The web session is open to all interested persons. Prior knowledge about statistical clustering is not necessary but recommended, for example, a participation in the introductory course “Practical Application of Clustering in Insurance”. Experience with the programming language R is helpful as it is used to analyse the insurance data set.
The following topics will be covered:
- Advanced clustering techniques (k-means, probabilistic clustering, density-based clustering)
- Cluster evaluation and interpretation
- Dimensionality reduction (feature aggregation and feature selection)
- Outlier detection
- Clustering of mixed data types (numerical and categorical features)
The theoretical coverage is supplemented with a practical example on an insurance data set using the programming language R.
Technical Requirements
Please check with your IT department if your firewall and computer settings support web session participation (the programme Zoom is used for this online training). Please also make sure that you are joining the web session with a stable internet connection.
Your early-bird registration fee is € 150.00 plus 19% VAT for bookings by 25 March 2022. After this date, the fee will be € 205.00 plus 19% VAT.

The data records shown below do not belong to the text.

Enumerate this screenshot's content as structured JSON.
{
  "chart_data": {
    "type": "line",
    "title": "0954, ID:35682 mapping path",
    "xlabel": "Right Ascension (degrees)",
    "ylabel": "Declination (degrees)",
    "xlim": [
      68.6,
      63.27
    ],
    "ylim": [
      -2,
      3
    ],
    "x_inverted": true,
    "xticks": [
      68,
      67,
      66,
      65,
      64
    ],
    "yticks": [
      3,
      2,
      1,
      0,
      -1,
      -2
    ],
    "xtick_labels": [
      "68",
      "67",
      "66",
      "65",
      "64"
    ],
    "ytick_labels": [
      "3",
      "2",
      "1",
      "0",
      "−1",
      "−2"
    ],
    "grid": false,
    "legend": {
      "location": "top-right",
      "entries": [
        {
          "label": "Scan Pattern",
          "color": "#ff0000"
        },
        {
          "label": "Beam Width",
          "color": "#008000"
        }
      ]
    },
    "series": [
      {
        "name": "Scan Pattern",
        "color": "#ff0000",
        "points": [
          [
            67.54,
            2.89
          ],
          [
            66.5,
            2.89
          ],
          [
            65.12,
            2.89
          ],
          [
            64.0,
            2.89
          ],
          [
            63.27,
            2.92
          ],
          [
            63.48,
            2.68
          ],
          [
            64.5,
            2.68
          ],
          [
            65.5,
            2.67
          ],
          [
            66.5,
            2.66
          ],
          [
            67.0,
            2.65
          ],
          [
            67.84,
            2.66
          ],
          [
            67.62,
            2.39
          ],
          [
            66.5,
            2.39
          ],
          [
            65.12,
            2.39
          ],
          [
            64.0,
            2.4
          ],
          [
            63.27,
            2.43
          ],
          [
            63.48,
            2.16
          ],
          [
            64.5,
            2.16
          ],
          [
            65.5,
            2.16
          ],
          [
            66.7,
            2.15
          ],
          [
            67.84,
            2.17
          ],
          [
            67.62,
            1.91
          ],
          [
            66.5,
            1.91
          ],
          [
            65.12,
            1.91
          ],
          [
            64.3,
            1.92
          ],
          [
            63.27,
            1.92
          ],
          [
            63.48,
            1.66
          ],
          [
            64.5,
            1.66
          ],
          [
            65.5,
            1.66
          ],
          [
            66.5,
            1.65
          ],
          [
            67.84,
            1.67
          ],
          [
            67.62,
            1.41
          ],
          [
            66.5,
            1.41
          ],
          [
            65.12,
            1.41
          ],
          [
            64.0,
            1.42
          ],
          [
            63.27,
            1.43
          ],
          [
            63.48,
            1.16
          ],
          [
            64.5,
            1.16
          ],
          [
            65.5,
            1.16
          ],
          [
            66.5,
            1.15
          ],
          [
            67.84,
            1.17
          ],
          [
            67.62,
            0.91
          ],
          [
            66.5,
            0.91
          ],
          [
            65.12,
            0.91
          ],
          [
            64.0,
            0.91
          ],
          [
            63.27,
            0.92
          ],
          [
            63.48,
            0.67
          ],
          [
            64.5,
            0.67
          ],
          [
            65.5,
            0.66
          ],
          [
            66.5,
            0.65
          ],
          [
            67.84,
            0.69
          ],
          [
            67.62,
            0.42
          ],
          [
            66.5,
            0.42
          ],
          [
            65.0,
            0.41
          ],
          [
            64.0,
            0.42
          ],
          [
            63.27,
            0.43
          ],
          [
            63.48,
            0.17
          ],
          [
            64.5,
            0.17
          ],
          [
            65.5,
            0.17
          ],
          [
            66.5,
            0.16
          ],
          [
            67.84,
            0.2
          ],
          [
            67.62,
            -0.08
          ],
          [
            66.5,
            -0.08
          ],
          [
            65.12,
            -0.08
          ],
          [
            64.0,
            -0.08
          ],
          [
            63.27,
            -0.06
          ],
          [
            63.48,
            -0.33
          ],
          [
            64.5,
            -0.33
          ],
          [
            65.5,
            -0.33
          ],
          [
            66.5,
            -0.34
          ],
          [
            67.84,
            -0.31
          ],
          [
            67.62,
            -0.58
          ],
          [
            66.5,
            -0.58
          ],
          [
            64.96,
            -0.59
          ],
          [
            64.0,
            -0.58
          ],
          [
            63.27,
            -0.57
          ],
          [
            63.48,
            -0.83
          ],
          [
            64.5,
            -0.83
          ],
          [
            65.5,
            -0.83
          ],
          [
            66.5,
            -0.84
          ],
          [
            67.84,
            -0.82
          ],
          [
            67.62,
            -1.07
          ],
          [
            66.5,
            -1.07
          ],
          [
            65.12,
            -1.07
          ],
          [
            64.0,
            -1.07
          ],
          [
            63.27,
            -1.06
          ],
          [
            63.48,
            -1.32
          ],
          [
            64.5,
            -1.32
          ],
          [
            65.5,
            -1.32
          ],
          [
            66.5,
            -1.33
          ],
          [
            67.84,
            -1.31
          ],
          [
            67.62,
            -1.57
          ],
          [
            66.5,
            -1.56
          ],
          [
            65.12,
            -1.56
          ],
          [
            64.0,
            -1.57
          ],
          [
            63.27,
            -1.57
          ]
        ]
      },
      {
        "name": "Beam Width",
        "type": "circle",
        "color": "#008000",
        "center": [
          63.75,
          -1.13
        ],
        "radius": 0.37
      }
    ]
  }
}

Oliver has been working in the reinsurance industry for the past 8 years. He is currently specializing in the use of artificial intelligence for automatic underwriting and information extraction from text. Prior to this role, he was working as an actuarial data analyst using supervised machine learning techniques for advanced pricing approaches, and in risk management working on Solvency II related topics such as model validation. Dr Pfaffel has a PhD in mathematical statistics from the Technical University of Munich (TUM) with research stays at the National University of Singapore and the Columbia University in the City of New York. At TUM, he lectured a course on life insurance mathematics for master students. He has several peer-reviewed publications in the areas of financial mathematics and random matrix theory and is the author / maintainer of the CRAN packages FeatureImpCluster and ClustImpute.